For renters, it’s still no picnic out there. But several renters who have been looking for apartments recently said they’ve noticed things at least weren’t as bad as they used to be.

Katie Zacharkiw said she just signed a new lease Wednesday, and got the first apartment she looked at.

“I ended up at a one-bedroom in Wallingford for $1,400 month, which I’m still a bit shocked about,” she said, noting she expected to pay $1,500.

 

Grant Slemp and his wife moved from Redmond to one of the new South Lake Union buildings last month. “Prices were a little lower than I was expecting, which was nice,” he said. Still, they were delayed when the first unit they looked at was rented out by someone else before they could put in an application.

Seattle remains among the most expensive places in the country to rent. The average rent across all unit types is $2,330 in downtown Seattle, $2,180 in West Bellevue, $2,120 in South Lake Union and $2,050 in Belltown, according to Apartment Insights/RealData.

On the other end, rents remain below $1,300 in SeaTac, Des Moines and Tukwila, and below $1,500 in most of Snohomish County.

Amazonia apartment frenzy

The vacancy rate across the region grew 0.8 percentage points to 5.4 percent in December — the highest since 2010 — a sign that supply has outgained demand.
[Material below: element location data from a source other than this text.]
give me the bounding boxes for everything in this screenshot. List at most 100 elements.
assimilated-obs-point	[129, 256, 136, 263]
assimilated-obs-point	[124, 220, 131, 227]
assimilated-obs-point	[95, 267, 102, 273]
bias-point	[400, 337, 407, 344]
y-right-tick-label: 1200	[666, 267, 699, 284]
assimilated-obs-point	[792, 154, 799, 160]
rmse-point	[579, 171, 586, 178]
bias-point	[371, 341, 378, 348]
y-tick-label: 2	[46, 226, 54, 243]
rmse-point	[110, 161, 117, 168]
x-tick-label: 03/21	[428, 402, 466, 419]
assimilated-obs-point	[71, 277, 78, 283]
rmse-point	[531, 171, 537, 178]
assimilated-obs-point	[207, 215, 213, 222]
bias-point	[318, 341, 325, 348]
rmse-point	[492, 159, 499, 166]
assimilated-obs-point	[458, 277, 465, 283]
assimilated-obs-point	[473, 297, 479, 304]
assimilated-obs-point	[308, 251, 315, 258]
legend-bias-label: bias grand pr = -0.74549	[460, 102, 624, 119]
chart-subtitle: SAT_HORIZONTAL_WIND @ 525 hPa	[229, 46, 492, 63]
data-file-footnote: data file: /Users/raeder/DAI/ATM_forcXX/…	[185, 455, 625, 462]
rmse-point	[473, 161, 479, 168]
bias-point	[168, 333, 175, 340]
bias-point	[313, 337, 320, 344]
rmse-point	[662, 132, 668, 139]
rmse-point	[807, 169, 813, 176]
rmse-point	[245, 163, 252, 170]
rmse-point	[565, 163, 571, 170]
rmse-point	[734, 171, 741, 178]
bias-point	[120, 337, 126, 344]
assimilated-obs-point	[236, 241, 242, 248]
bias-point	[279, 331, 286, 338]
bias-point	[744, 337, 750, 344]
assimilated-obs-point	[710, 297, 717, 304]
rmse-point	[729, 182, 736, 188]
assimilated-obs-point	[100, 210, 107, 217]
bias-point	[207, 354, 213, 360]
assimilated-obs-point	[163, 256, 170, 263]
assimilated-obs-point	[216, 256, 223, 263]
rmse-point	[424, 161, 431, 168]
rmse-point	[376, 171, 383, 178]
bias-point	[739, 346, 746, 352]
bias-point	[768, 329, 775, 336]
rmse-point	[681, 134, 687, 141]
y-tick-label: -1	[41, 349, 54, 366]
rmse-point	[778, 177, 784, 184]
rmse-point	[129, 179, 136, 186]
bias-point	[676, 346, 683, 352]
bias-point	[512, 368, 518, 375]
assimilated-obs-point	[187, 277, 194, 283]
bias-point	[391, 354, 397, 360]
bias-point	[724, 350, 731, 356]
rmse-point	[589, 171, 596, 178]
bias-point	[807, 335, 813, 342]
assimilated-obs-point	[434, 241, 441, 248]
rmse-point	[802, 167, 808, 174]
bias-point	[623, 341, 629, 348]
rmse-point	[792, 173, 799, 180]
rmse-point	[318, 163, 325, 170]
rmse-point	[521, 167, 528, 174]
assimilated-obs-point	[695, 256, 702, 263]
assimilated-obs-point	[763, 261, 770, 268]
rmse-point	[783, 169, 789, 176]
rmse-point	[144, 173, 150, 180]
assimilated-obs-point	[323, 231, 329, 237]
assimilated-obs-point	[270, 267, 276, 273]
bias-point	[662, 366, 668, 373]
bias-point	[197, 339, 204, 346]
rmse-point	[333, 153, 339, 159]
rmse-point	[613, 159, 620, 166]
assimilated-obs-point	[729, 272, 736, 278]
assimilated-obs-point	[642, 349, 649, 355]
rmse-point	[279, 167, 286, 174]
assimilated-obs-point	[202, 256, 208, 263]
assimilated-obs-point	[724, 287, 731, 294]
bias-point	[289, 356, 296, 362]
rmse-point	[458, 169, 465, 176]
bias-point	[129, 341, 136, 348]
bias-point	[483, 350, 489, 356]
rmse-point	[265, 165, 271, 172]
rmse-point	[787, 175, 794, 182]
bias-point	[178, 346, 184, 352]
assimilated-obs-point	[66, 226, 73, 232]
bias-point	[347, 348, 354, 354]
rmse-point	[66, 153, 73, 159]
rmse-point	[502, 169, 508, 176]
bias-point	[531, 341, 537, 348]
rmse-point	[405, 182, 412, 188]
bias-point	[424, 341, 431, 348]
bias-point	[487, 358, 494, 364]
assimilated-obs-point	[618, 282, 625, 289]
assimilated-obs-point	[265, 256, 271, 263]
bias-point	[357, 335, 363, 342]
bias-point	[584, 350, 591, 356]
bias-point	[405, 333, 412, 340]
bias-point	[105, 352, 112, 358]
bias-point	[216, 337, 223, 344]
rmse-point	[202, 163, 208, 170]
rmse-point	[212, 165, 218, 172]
In South Lake Union, where developers have been gung-ho about Amazon’s rapid growth, so many new apartments have opened up in recent years that the vacancy rate increased from 4.6 percent to 7.1 percent (the figure excludes brand-new buildings just starting to lease up). That’s a huge jump that gives the neighborhood the second-highest vacancy rate in the region, behind the Everett/Mukilteo area.
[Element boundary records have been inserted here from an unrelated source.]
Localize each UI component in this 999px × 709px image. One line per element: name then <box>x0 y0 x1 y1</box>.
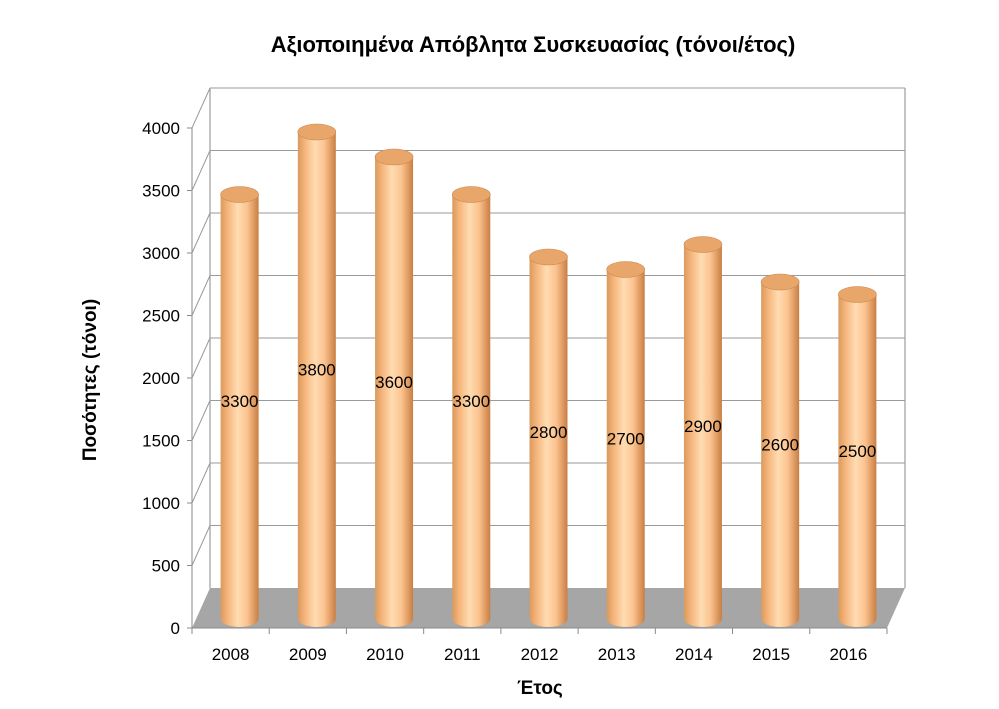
gridline-side <box>191 212 211 254</box>
gridline-side <box>191 400 211 441</box>
bar-top <box>606 261 646 278</box>
gridline-side <box>191 462 211 504</box>
gridline-side <box>191 87 211 129</box>
y-tick-label: 2500 <box>142 307 180 326</box>
bar-2009 <box>297 123 337 627</box>
data-label: 2900 <box>684 417 722 436</box>
y-tick-label: 1000 <box>142 494 180 513</box>
bar-top <box>760 273 800 291</box>
bar-top <box>220 186 259 203</box>
x-tick-label: 2016 <box>829 645 867 664</box>
data-label: 2800 <box>530 423 568 442</box>
bar-top <box>529 248 568 266</box>
bar-2016 <box>838 286 877 627</box>
bar-2010 <box>374 148 414 627</box>
y-tick-label: 500 <box>152 557 180 576</box>
bar-body <box>452 194 491 627</box>
bar-body <box>838 294 877 627</box>
y-axis-ticks: 0 500 1000 1500 2000 2500 3000 3500 4000 <box>142 119 192 638</box>
bars <box>220 123 877 627</box>
gridline-side <box>191 337 211 379</box>
x-tick-label: 2014 <box>675 645 713 664</box>
x-axis-title: Έτος <box>517 678 563 699</box>
bar-top <box>683 236 723 253</box>
x-tick-label: 2015 <box>752 645 790 664</box>
y-tick-label: 0 <box>171 619 180 638</box>
gridline-side <box>191 150 211 191</box>
bar-2013 <box>606 261 646 627</box>
y-tick-label: 4000 <box>142 119 180 138</box>
bar-2008 <box>220 186 259 627</box>
x-tick-label: 2009 <box>289 645 327 664</box>
bar-body <box>529 257 568 627</box>
data-label: 2500 <box>838 442 876 461</box>
x-tick-label: 2010 <box>366 645 404 664</box>
bar-2015 <box>760 273 800 627</box>
gridline-side <box>191 275 211 316</box>
bar-2011 <box>451 186 491 627</box>
x-tick-label: 2012 <box>521 645 559 664</box>
data-label: 3300 <box>221 392 259 411</box>
bar-top <box>451 186 491 203</box>
x-tick-label: 2011 <box>444 645 481 664</box>
bar-top <box>297 123 337 141</box>
bar-body <box>761 282 800 627</box>
data-label: 3800 <box>298 361 336 380</box>
y-tick-label: 1500 <box>142 432 180 451</box>
bar-body <box>375 157 414 627</box>
data-label: 2700 <box>607 429 645 448</box>
x-tick-label: 2008 <box>212 645 250 664</box>
bar-top <box>838 286 877 303</box>
bar-top <box>374 148 414 166</box>
data-label: 3600 <box>375 373 413 392</box>
gridline-side <box>191 525 211 566</box>
bar-body <box>297 132 336 627</box>
bar-2012 <box>529 248 568 627</box>
data-label: 3300 <box>452 392 490 411</box>
data-label: 2600 <box>761 436 799 455</box>
chart-title: Αξιοποιημένα Απόβλητα Συσκευασίας (τόνοι… <box>271 32 796 57</box>
x-tick-label: 2013 <box>598 645 636 664</box>
bar-body <box>220 194 259 627</box>
bar-body <box>683 244 722 627</box>
data-labels: 3300 3800 3600 3300 2800 2700 2900 2600 2500 <box>221 361 877 461</box>
y-tick-label: 3000 <box>142 244 180 263</box>
y-tick-label: 2000 <box>142 369 180 388</box>
bar-2014 <box>683 236 723 627</box>
x-axis-ticks: 2008 2009 2010 2011 2012 2013 2014 2015 2016 <box>191 627 888 664</box>
bar-body <box>606 269 645 627</box>
y-axis-title: Ποσότητες (τόνοι) <box>80 299 101 461</box>
y-tick-label: 3500 <box>142 182 180 201</box>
About the data — and rental survey news

For more than a decade, The Seattle Times, other media organizations and official sources like city governments have relied on two competing landlord survey groups for information on the local rental market: Apartment Insights Washington, and Dupre + Scott. The Times has cited those firms’ data in more than 100 stories in the past 10 years.

They periodically survey virtually all local rental-property owners to produce more accurate and thorough statistics than websites that rely on algorithms and online listings to gather stats like average rents.

Last fall, Apartment Insights Washington owner Tom Cain said he was selling to business partners in Phoenix that put out similar reports in other markets. In December, Mike Scott and Patty Dupre announced they were retiring and closing Dupre + Scott for good.

The new Apartment Insights owners plan to put out quarterly reports updating the data Cain has long released, starting with the fourth- quarter statistics used in this story. They are switching to the brand name of Apartment Insights/RealData, but there are no methodology changes. Information from Dupre + Scott will no longer be available.

Among the brand-new buildings in South Lake Union, about one-third of apartments are sitting empty. And in the core of downtown, about two-thirds of newly opened apartments are vacant.

The flood of open apartments in South Lake Union suggests many of the thousands of new workers filing into Amazon’s campus each year are choosing to live in other neighborhoods.

Overall, there are 24,500 apartments under construction now across King and Snohomish counties. There are an additional 35,000 units in the pipeline, although not all of those will get built.

The city of Seattle is getting more apartments this decade than in the prior 50 years combined. For the Puget Sound region as a whole, the current construction frenzy rivals the record apartment boom from the late 1980s, which was centered in the suburbs.

A separate Apartment Insights/RealData report found the average rent across Pierce, Kitsap and Thurston counties was just under $1,200 per unit in the fourth quarter. Rents in those areas were up slightly from the previous quarter and grew 7.8 percent from the previous year, indicating the South Sound rental market is now significantly hotter than King County, even as it remains a much more affordable option.

The rental slowdown runs counter to the for-sale housing market, where home prices continue to shoot up unabated at the fastest rate in the country. A key difference is that there are very few new single-family homes being built in the region, in contrast to the frenzy of apartment construction.